365Caws is now in its 14th year of publication, and was originally intended to end after 365 days. It has sometimes been difficult for me to find new material, particularly during the winter months, but now as I enter my own twilight years, I cannot guarantee that I will be able to provide daily posts. It is my hope that along the way I may have inspired someone to a greater curiosity about the natural world. If so, I can rest, content in the knowledge that my work here has been done.
Saturday, June 22, 2019
Should I Be Nervous?
Day 252: You're going to have to work really hard to convince me that Fuligo septica didn't follow me home from work on my boots.

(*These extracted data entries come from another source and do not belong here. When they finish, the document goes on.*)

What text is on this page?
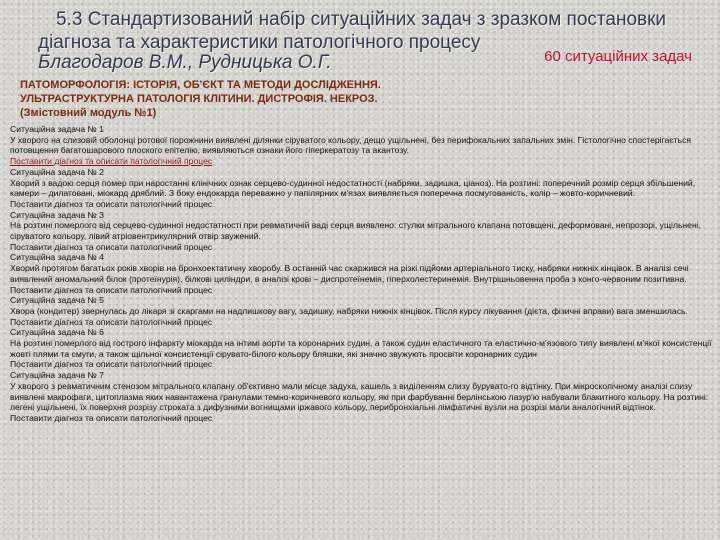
5.3 Стандартизований набір ситуаційних задач з зразком постановки
діагноза та характеристики патологічного процесу
Благодаров В.М., Рудницька О.Г.	60 ситуаційних задач
ПАТОМОРФОЛОГІЯ: ІСТОРІЯ, ОБ'ЄКТ ТА МЕТОДИ ДОСЛІДЖЕННЯ.
УЛЬТРАСТРУКТУРНА ПАТОЛОГІЯ КЛІТИНИ. ДИСТРОФІЯ. НЕКРОЗ.
(Змістовний модуль №1)

Ситуаційна задача № 1

У хворого на слизовій оболонці ротової порожнини виявлені ділянки сіруватого кольору, дещо ущільнені, без перифокальних запальних змін. Гістологічно спостерігається потовщення багатошарового плоского епітелію, виявляються ознаки його гіперкератозу та акантозу.

Поставити діагноз та описати патологічний процес

Ситуаційна задача № 2

Хворий з вадою серця помер при наростанні клінічних ознак серцево-судинної недостатності (набряки, задишка, ціаноз). На розтині: поперечний розмір серця збільшений, камери – дилатовані, міокард дряблий. З боку ендокарда переважно у папілярних м'язах виявляється поперечна посмугованість, колір – жовто-коричневий.

Поставити діагноз та описати патологічний процес

Ситуаційна задача № 3

На розтині померлого від серцево-судинної недостатності при ревматичній ваді серця виявлено: стулки мітрального клапана потовщені, деформовані, непрозорі, ущільнені, сіруватого кольору, лівий атріовентрикулярний отвір звужений.

Поставити діагноз та описати патологічний процес

Ситуаційна задача № 4

Хворий протягом багатьох років хворів на бронхоектатичну хворобу. В останній час скаржився на різкі підйоми артеріального тиску, набряки нижніх кінцівок. В аналізі сечі виявлений аномальний білок (протеїнурія), білкові циліндри, в аналізі крові – диспротеїнемія, гіперхолестеринемія. Внутрішньовенна проба з конго-червоним позитивна.

Поставити діагноз та описати патологічний процес

Ситуаційна задача № 5

Хвора (кондитер) звернулась до лікаря зі скаргами на надлишкову вагу, задишку, набряки нижніх кінцівок. Після курсу лікування (дієта, фізичні вправи) вага зменшилась.

Поставити діагноз та описати патологічний процес

Ситуаційна задача № 6

На розтині померлого від гострого інфаркту міокарда на інтимі аорти та коронарних судин, а також судин еластичного та еластично-м'язового типу виявлені м'якої консистенції жовті плями та смуги, а також щільної консистенції сірувато-білого кольору бляшки, які значно звужують просвіти коронарних судин

Поставити діагноз та описати патологічний процес

Ситуаційна задача № 7

У хворого з ревматичним стенозом мітрального клапану об'єктивно мали місце задуха, кашель з виділенням слизу бурувато-го відтінку. При мікроскопічному аналізі слизу виявлені макрофаги, цитоплазма яких навантажена гранулами темно-коричневого кольору, які при фарбуванні берлінською лазур'ю набували блакитного кольору. На розтині: легені ущільнені, їх поверхня розрізу строката з дифузними вогнищами іржавого кольору, перибронхіальні лімфатичні вузли на розрізі мали аналогічний відтінок.

Поставити діагноз та описати патологічний процес
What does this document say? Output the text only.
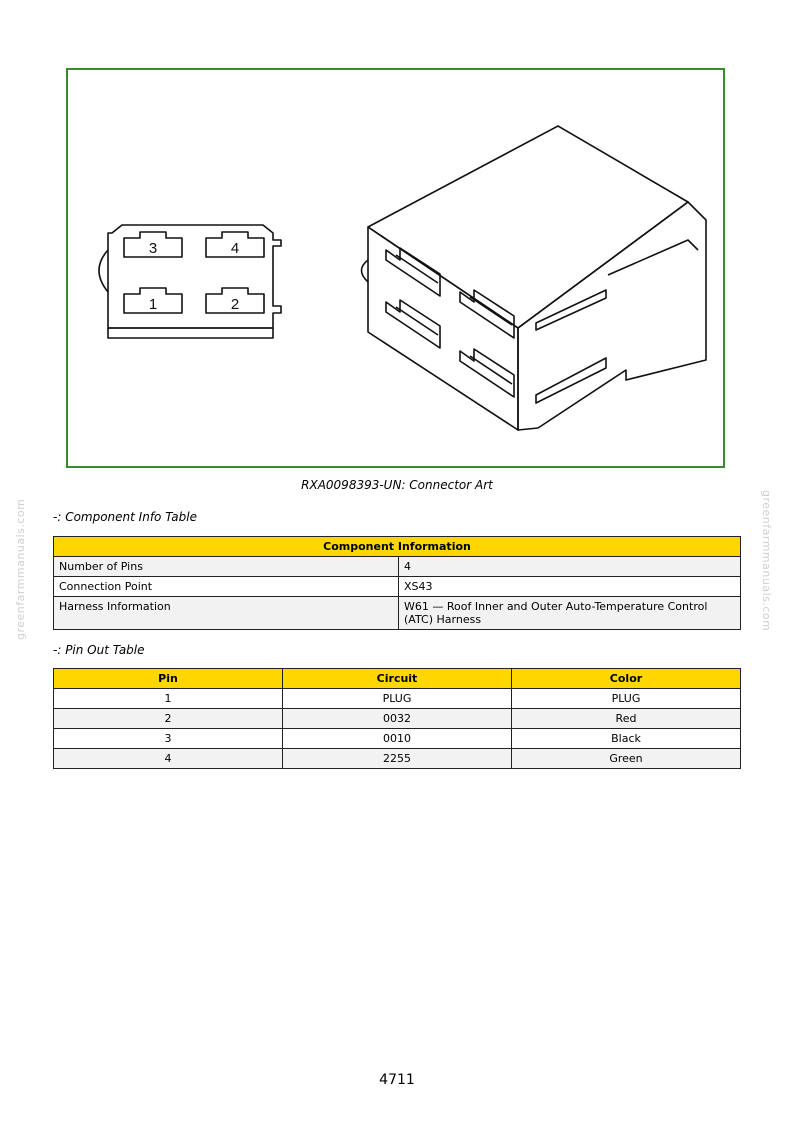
3	4
1	2
RXA0098393-UN: Connector Art
greenfarmmanuals.com	greenfarmmanuals.com
-: Component Info Table
Component Information	
Number of Pins	4
Connection Point	XS43
Harness Information	W61 — Roof Inner and Outer Auto-Temperature Control (ATC) Harness
-: Pin Out Table
Pin	Circuit	Color
1	PLUG	PLUG
2	0032	Red
3	0010	Black
4	2255	Green
4711
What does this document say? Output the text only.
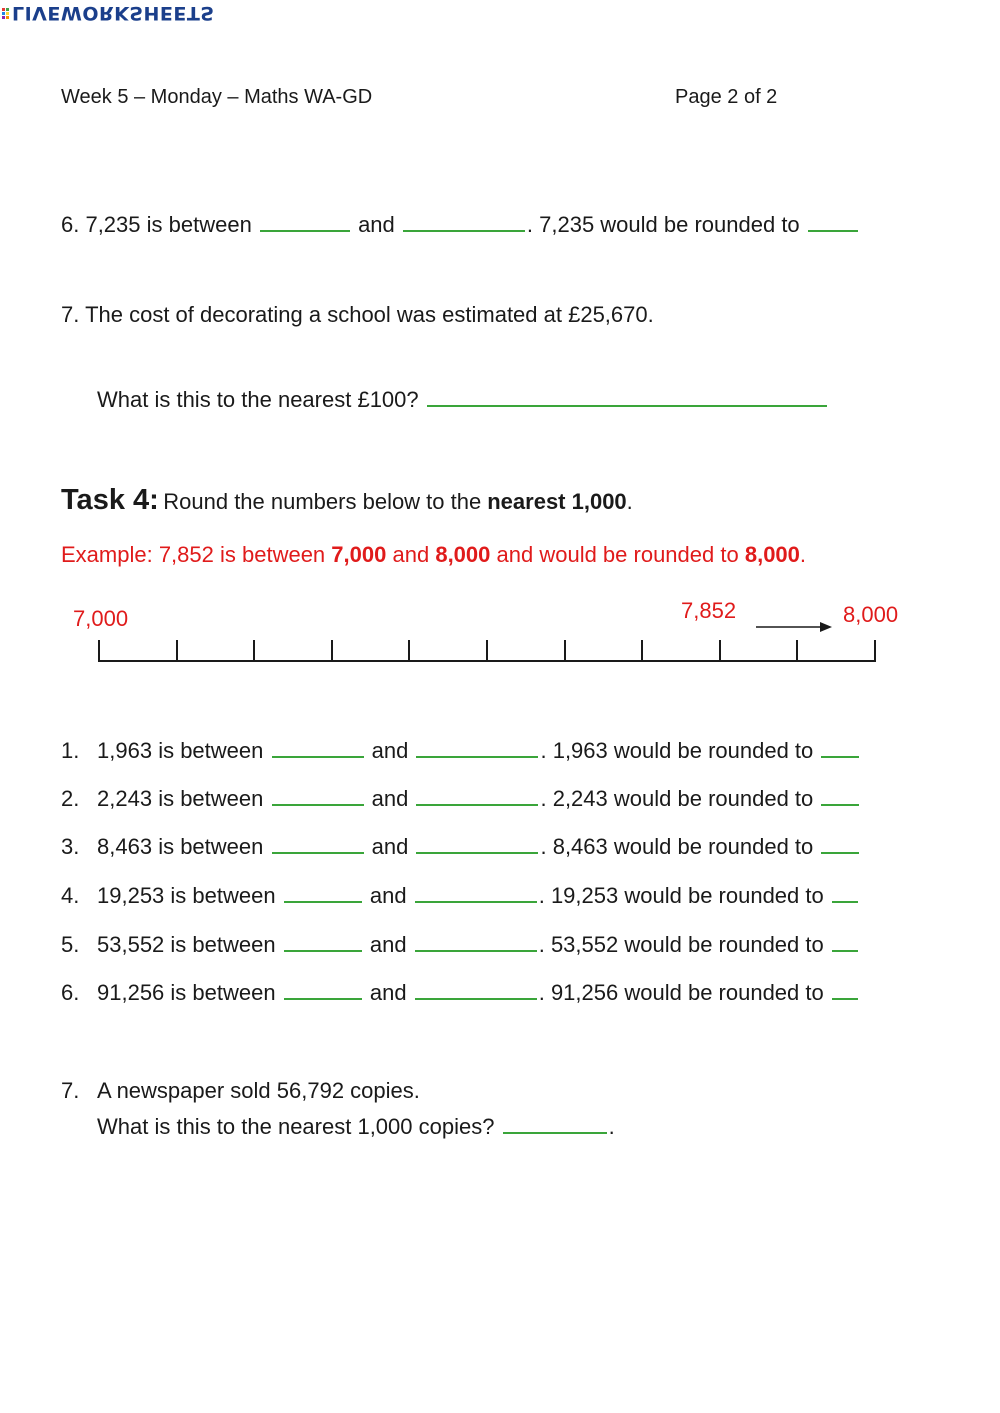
LIVEWORKSHEETS
Week 5 – Monday – Maths WA-GD	Page 2 of 2
6. 7,235 is between	and	. 7,235 would be rounded to
7. The cost of decorating a school was estimated at £25,670.
What is this to the nearest £100?
Task 4: Round the numbers below to the nearest 1,000.
Example: 7,852 is between 7,000 and 8,000 and would be rounded to 8,000.
7,000	7,852	8,000
1. 1,963 is between	and	. 1,963 would be rounded to
2. 2,243 is between	and	. 2,243 would be rounded to
3. 8,463 is between	and	. 8,463 would be rounded to
4. 19,253 is between	and	. 19,253 would be rounded to
5. 53,552 is between	and	. 53,552 would be rounded to
6. 91,256 is between	and	. 91,256 would be rounded to
7. A newspaper sold 56,792 copies.
What is this to the nearest 1,000 copies?	.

For several years now, I've been watching it come and go to the base of a tree outside Tobin Resource Center, taking pictures of it when it was in its reproductive stage as it is here, walking through its line of travel. When I threw back my curtains this morning and looked out across the yard, the first words I spoke on seeing a yellow patch covering the decaying stump of the Whatzit Tree were, "Is that a slime mold?" It was not there yesterday. Slime molds, as my regular readers should know by now, are neither plant nor animal but exhibit characteristics of both. They are capable of locomotion, communication and cooperation, living most of their lives as single, disparate organisms but coming together when a food source is located, there to reproduce. Size-wise, this is an impressive specimen. Now I'm wondering: should I be nervous?